Example 2 A spherical phenolic resin with a particle size of about 60 to 100 μm was heated and fired at 800″C in an inert gas. The particle size of the obtained glass spherical carbonized particles was 44 to 74 μm. 100 parts by weight of particles were kneaded with 100111i parts of the same silicone rubber as in Example 1, and press molded to give 0.
A sheet with a thickness of 5 mm was produced.

When the pressure resistance characteristics were measured in the same manner as in Example 1, the results were as shown in the graph (a) of FIG. In this case as well, good characteristics were exhibited and hysteresis was small.

Spherical phenolic resin is manufactured by dissolving resol resin in acetone, adding a precipitant while stirring to precipitate microspherical resin, filtering and drying this microspherical resin, and then heating and curing it. It is.

Example 3゜The same spherical phenol resin as in Example 2 was heated at 600°C.
Fired. The particle size of the obtained glass spherical carbonized particles is 44~
It was 74 μm. 120 parts by weight of the carbonized particles were kneaded with 100 parts by weight of the same silicone rubber as in Example 1, and a sheet with a thickness of 0.5 mm was prepared by press molding.

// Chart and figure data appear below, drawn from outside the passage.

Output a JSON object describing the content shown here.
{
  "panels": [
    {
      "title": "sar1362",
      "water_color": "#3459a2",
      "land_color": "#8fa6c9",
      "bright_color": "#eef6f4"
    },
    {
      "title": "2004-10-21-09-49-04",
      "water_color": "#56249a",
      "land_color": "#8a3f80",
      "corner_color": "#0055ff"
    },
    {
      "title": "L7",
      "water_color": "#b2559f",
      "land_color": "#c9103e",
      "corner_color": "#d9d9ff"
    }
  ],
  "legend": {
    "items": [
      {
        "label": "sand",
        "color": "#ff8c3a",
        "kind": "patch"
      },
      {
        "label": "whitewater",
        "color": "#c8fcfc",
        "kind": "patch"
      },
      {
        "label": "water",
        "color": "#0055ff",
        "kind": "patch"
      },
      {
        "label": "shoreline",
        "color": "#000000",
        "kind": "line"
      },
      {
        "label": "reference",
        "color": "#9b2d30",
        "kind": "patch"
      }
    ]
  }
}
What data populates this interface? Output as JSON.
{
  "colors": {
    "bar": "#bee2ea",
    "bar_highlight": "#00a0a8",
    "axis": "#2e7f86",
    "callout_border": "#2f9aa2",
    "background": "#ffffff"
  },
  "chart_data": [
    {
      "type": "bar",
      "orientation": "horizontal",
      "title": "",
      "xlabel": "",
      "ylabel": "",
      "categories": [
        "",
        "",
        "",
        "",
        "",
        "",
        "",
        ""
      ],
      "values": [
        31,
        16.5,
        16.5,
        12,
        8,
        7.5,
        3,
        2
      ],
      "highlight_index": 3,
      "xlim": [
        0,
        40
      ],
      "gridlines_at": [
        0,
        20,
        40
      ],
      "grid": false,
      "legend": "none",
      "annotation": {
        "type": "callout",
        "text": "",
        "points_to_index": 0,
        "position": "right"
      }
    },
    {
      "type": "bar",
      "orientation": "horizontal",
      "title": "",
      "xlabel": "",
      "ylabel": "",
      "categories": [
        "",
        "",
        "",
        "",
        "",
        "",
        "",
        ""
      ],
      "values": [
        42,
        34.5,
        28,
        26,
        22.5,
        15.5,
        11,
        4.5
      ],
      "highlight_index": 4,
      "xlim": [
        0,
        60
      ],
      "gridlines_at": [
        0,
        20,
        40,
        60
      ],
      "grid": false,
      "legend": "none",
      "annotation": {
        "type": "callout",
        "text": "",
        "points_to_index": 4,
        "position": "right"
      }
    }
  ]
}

The results measured in the same manner as in Example 1 are shown in graph (b) of FIG. In this case, the resistance value changes are almost the same as in Example 2, but the range of change is different. This means that the electrical conductivity of the spherical phenolic resin changes depending on the firing temperature, and the reason for this is presumed to be that the degree of carbonization differs depending on the firing temperature, and the carbonized portion increases as the firing temperature increases. Ru. That is, it is thought that this is because the thickness (t) of the spherical shell-shaped carbonized portion (2) in FIG. 1 increases, and the conductivity of the particles increases.

〔Effect of the invention〕

The present invention has the above-mentioned configuration, and has very stable pressurized conductive properties and is easy to manufacture, and furthermore, the pressurized conductive properties can be changed without changing the mechanical properties of the composition. The present invention provides a pressure-sensitive conductive elastomer composition that can

[Brief explanation of drawings]

FIG. 1 is an explanatory cross-sectional view showing the carbonized state of spherical particles made of polymeric material, in which (a) only the vicinity of the surface is carbonized, (b) almost the entire part is carbonized, and (c) is completely carbonized. FIG. 2 is a graph showing the pressure resistance value characteristics of Example 1. FIG. 3 is a graph showing the pressure car resistance characteristics of Example 2 and Example 3, where (a) is Example 2 and (b) is Example 3.
This is a graph of (1)... Spherical particles (2)... Carbonized part (3)
・・・Non-carbonized part

Claims (1)

[Claims] 1. A pressure-sensitive conductive elastomer composition characterized in that conductive particles obtained by firing and carbonizing a polymeric material in the form of spherical particles are mixed and dispersed in an insulating rubber-like elastic matrix material.